Spatial Analyst Tools

Spatial Analyst Tools in Arc Toolbox
Spatial Analyst Tools

The ArcGIS Spatial Analyst extension provides a rich set of spatial analysis and modeling tools for both raster (cell-based) and feature (vector) data.

Spatial Analyst Tools consist of a set of tools, and it will be explained by explaining all the tools as follows:

Conditional Toolset:

Conditional tools allow you to control the output values ​​based on the conditions placed on the input values. Conditions that can be applied are of two types, either they are queries about attributes or a condition that depends on the position of the conditional in the list. Attribute query tools clearly select all cells evaluated as True.

These cells can keep their original value, set to another value, or set to NoData. Cells evaluated as False can be set to a different set of values ​​than if True. For example, if the value in the input raster is greater than ten, return one; Otherwise, return 100:

Con

Performs a conditional if/else evaluation on each of the input cells of an input raster.

Pick

The value from a position raster is used to determine from which raster in a list of input rasters the output cell value will be obtained.

Set Null

Set Null sets identified cell locations to NoData based on a specified criteria. It returns NoData if a conditional evaluation is true, and returns the value specified by another raster if it is false.

Density Toolset:

Using the Density tools, you can calculate the density of the input features within a neighborhood around each output point cell. By calculating the density, you are in a sense spreading the values (for the input) over the surface. The amount is distributed at each sample location (line or point) throughout the study area,

And the density value is calculated for each cell in the output raster. For density maps, a circular search area is applied that specifies the distance to search for sample sites (a line or point) or to spread the values around each site and calculate the density value:

Kernel Density

Calculates a magnitude-per-unit area from point or polyline features using a kernel function to fit a smoothly tapered surface to each point or polyline.

Line Density

Calculates a magnitude-per-unit area from polyline features that fall within a radius around each cell.

Point Density

Calculates a magnitude-per-unit area from point features that fall within a neighborhood around each cell.

Distance Toolset:

The distance tools allow you to perform an analysis that is either a straight line (Euclidean) or a weighted distance. Distance can be weighted by a simple cost (friction) surface, or by ways that take into account vertical and horizontal constraints on movement, and the two main ways to perform distance analysis using the ArcGIS Spatial Analyst extension are Euclidean distance and cost-weighted distance tools. The Euclidean distance tool measures the distance of a straight line from each cell to the nearest source; The source identifies the things of importance,

Such as wells, roads or school. The distance from the center of the cell to the center of the cell is measured.
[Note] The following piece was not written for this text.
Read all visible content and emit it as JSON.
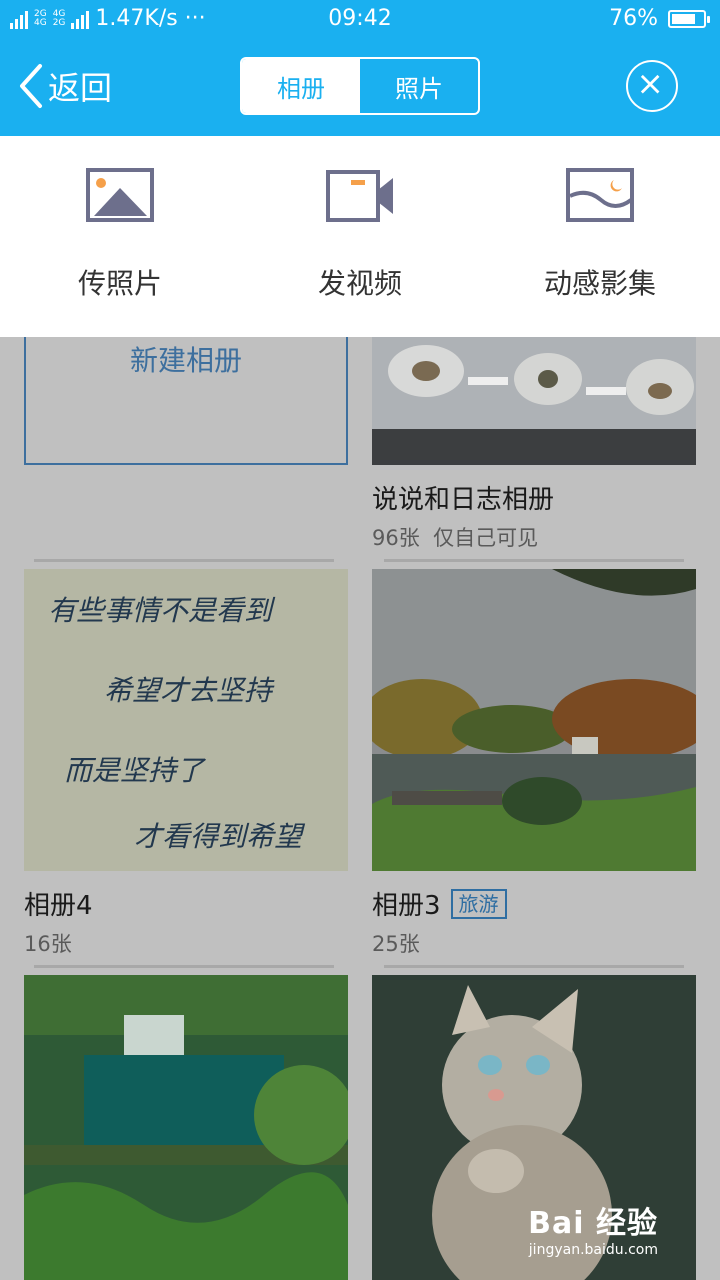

Not only can you specify the distance between each cell and the nearest source, you can also calculate the orientation for each cell using the Euclidean orientation and determine the closest source using the Euclidean assignment. Euclidean distance equates to distance as a cost factor, which is the cost of traveling through any given cell. For example, the mountain climb to the destination may be shorter, but it is faster to get around it. The cost allocator selects the nearest (or least expensive) source cell based on the accrued travel cost. The cost return link tool provides a roadmap that defines the path to take from any cell, along the least expensive path,

Back to the nearest source, in addition to a single cost variable, vertical and horizontal constraints on movement can be incorporated into your analysis using the Path Distance Tools, Path Distance Customization, and Path Distance Backlink:

Once you have done the cost distance analysis, and generated the distance and direction bitmaps, you can calculate the least expensive (or shortest) path from the chosen destination to your source location using cost path and cost path as multiline tools. The cost path travels from the destination to the source in what is guaranteed to be the cheapest path relative to the cost units specified by the original cost raster. With two cost raster data instead of a linear path, you can use the Corridor tool to select a group of cells that do not exceed the specified cost:

Corridor

Calculates the sum of accumulative costs for two input accumulative cost rasters.

Cost Allocation

Calculates, for each cell, its least-cost source based on the least accumulative cost over a cost surface.

Cost Back Link

Defines the neighbor that is the next cell on the least accumulative cost path to the least-cost source.

Cost Connectivity

Produces the least-cost connectivity network between two or more input regions.

Cost Distance

Calculates the least accumulative cost distance for each cell from or to the least-cost source over a cost surface.

Cost Path

Calculates the least-cost path from a source to a destination.

Cost Path As Polyline

Calculates the least-cost path from a source to a destination as a line feature.

Euclidean Allocation

Calculates, for each cell, the nearest source based on Euclidean distance.

Euclidean Back Direction

Calculates, for each cell, the direction, in degrees, to the neighboring cell along the shortest path back to the closest source while avoiding barriers.

Euclidean Direction

Calculates, for each cell, the direction, in degrees, to the nearest source.

Euclidean Distance

Calculates, for each cell, the Euclidean distance to the closest source.

Path Distance

Calculates, for each cell, the least accumulative cost distance from or to the least-cost source, while accounting for surface distance along with horizontal and vertical cost factors.

Path Distance Allocation

Calculates the least-cost source for each cell based on the least accumulative cost over a cost surface, while accounting for surface distance along with horizontal and vertical cost factors.

Path Distance Back Link

Defines the neighbor that is the next cell on the least accumulative cost path to the least-cost source, while accounting for surface distance along with horizontal and vertical cost factors.

Extraction Toolset:

Extraction tools allow you to extract a subset of cells from a raster either by cell attributes or their spatial location. You can also get cell values ​​for specific locations as an attribute in a point feature class or as a table.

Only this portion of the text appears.